A sensitivity analysis of stress changes related to geothermal direct heat production in clastic reservoirs and potential for fault reactivation and seismicity

Keywords: geothermal, high resolution, fault stability, induced seismicity.

High resolution predictions of three-dimensional subsurface stress changes are required for the assessment of geothermal operations with respect to fault stability and the potential risk for induced seismicity. The effects of long-term cooling on reactivation and seismicity potential of faults near a geothermal doublet require quantification and management for safe and effective application of geothermal energy. This work presents a detailed analysis of the sensitivity for fault reactivation and induced seismicity based on different scenarios for reservoir characteristics and production parameters. To this end, analytical solutions are used as well as a TNO-proprietary tool known as MACRIS (Mechanical Analysis of Complex Reservoir for Induced Seismicity) (Van Wees et al., 2019) that allows for both poro- and thermo-elastic stress evaluations in structurally complex (i.e. highly faulted) reservoirs. The stress evaluations take as input the pressure and thermal field of the reservoir and over- and underburden which are obtained from the Open Porous Media (OPM) Flow reservoir simulator (Rasmussen et al., 2021). In this workflow, high resolution stress change solutions at the faults are available.

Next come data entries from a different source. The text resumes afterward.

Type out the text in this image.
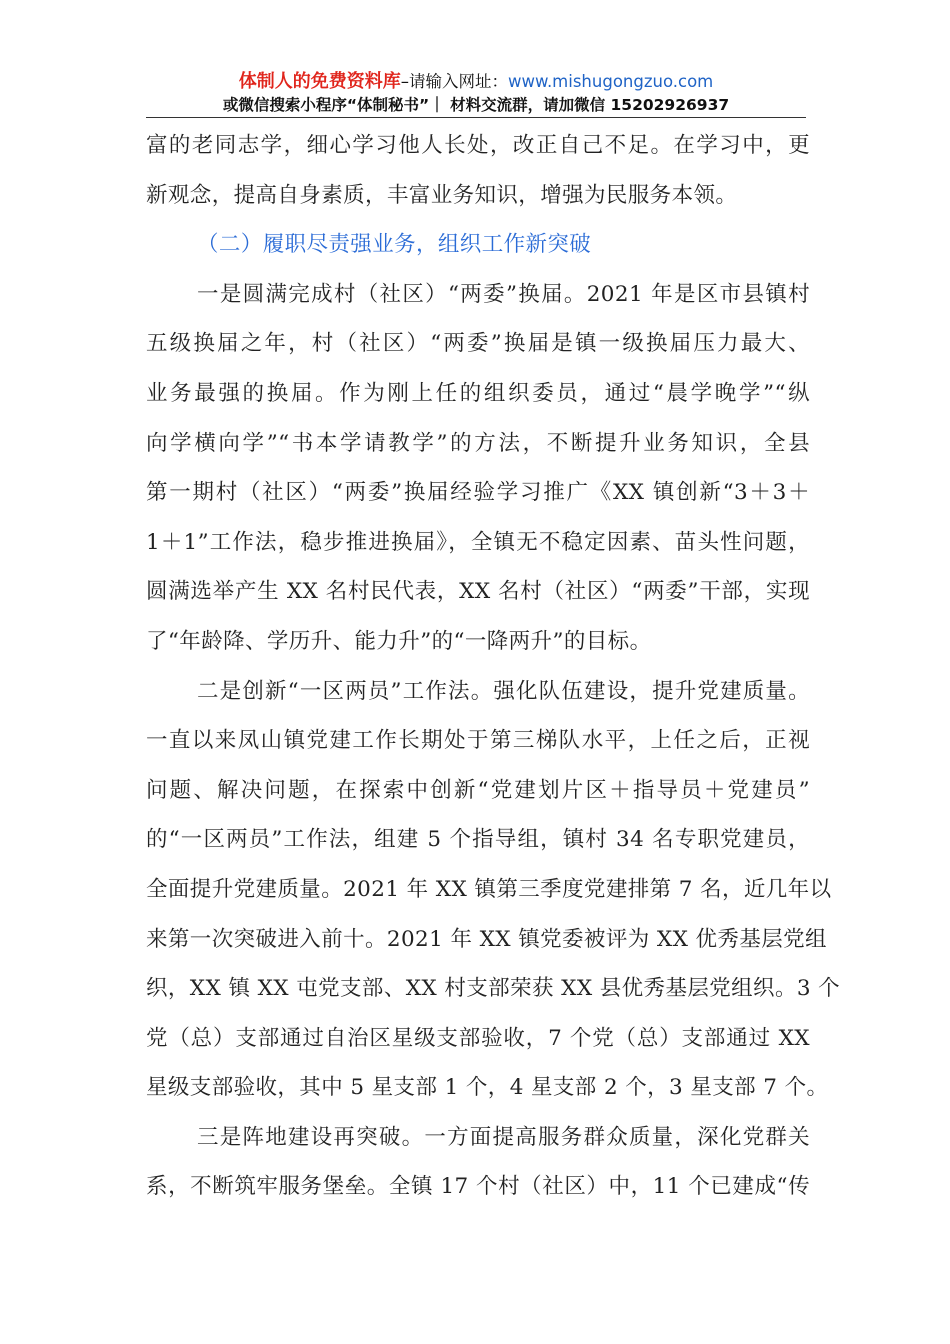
体制人的免费资料库–请输入网址：www.mishugongzuo.com
或微信搜索小程序“体制秘书”｜ 材料交流群，请加微信 15202926937
富的老同志学，细心学习他人长处，改正自己不足。在学习中，更
新观念，提高自身素质，丰富业务知识，增强为民服务本领。
（二）履职尽责强业务，组织工作新突破
一是圆满完成村（社区）“两委”换届。2021 年是区市县镇村
五级换届之年，村（社区）“两委”换届是镇一级换届压力最大、
业务最强的换届。作为刚上任的组织委员，通过“晨学晚学”“纵
向学横向学”“书本学请教学”的方法，不断提升业务知识，全县
第一期村（社区）“两委”换届经验学习推广《XX 镇创新“3＋3＋
1＋1”工作法，稳步推进换届》，全镇无不稳定因素、苗头性问题，
圆满选举产生 XX 名村民代表，XX 名村（社区）“两委”干部，实现
了“年龄降、学历升、能力升”的“一降两升”的目标。
二是创新“一区两员”工作法。强化队伍建设，提升党建质量。
一直以来凤山镇党建工作长期处于第三梯队水平，上任之后，正视
问题、解决问题，在探索中创新“党建划片区＋指导员＋党建员”
的“一区两员”工作法，组建 5 个指导组，镇村 34 名专职党建员，
全面提升党建质量。2021 年 XX 镇第三季度党建排第 7 名，近几年以
来第一次突破进入前十。2021 年 XX 镇党委被评为 XX 优秀基层党组
织，XX 镇 XX 屯党支部、XX 村支部荣获 XX 县优秀基层党组织。3 个
党（总）支部通过自治区星级支部验收，7 个党（总）支部通过 XX
星级支部验收，其中 5 星支部 1 个，4 星支部 2 个，3 星支部 7 个。
三是阵地建设再突破。一方面提高服务群众质量，深化党群关
系，不断筑牢服务堡垒。全镇 17 个村（社区）中，11 个已建成“传
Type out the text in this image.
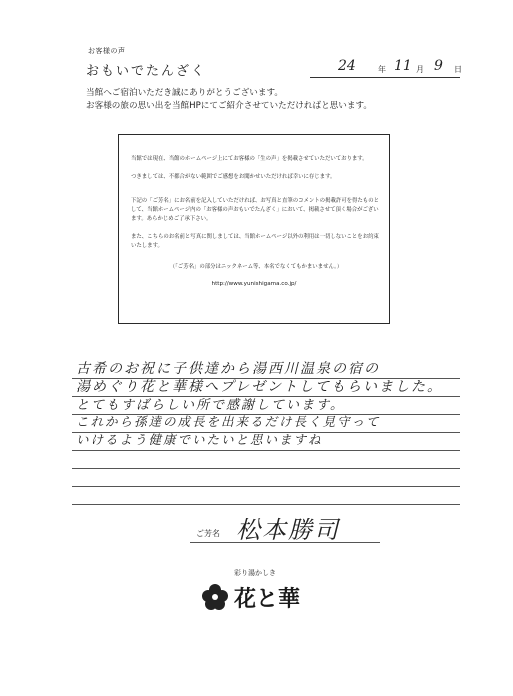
お客様の声
おもいでたんざく	24	年 11 月 9 日
当館へご宿泊いただき誠にありがとうございます。
お客様の旅の思い出を当館HPにてご紹介させていただければと思います。
当館では現在、当館のホームページ上にてお客様の「生の声」を掲載させていただいております。
つきましては、不都合がない範囲でご感想をお聞かせいただければ幸いに存じます。
下記の「ご芳名」にお名前を記入していただければ、お写真と直筆のコメントの掲載許可を得たものとして、当館ホームページ内の「お客様の声おもいでたんざく」において、掲載させて頂く場合がございます。あらかじめご了承下さい。
また、こちらのお名前と写真に関しましては、当館ホームページ以外の利用は一切しないことをお約束いたします。
（「ご芳名」の部分はニックネーム等、本名でなくてもかまいません。）
http://www.yunishigama.co.jp/
古希のお祝に子供達から湯西川温泉の宿の
湯めぐり花と華様へプレゼントしてもらいました。
とてもすばらしい所で感謝しています。
これから孫達の成長を出来るだけ長く見守って
いけるよう健康でいたいと思いますね
ご芳名 松本勝司
彩り湯かしき
花と華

The workflow has been applied to a high resolution three-dimensional reservoir model, including over- and underburden rock, marked by a single fault. Key elements in the dynamic and mechanical behaviour of the reservoir are varied, along with different production scenarios. Simulated stress evolutions in MACRIS and alternative analytical solutions show a predominant sensitivity for fault reactivation to the thermo-elastic parameters, i.e. the Young’s modulus and thermal expansion coefficient. Furthermore, in cooling reservoirs, the intersection area of the cold-water volume in direct contact with the fault plane is shown to be the main driver for fault reactivation and subsequent seismic potential.

 

References

Rasmussen, A.F., Sandve, T.H., Bao, K., Lauser, A., Hove, J., Skaflestad, B., … and Thune, A. (2021). The Open Porous Media Flow reservoir simulator, Computers and Mathematics with Applications, 81, 159-185.

Van Wees, J.D., Pluymaekers, M., Osinga, S., Fokker, P. A., van Thienen-Visser, K., Orlic, B., Wassing, B. B. T., Hegen, D., and Candela, T. (2019). 3-D mechanical analysis of complex reservoirs: a novel mesh-free approach, Geophysical Journal International, 219 (2), 1118-1130.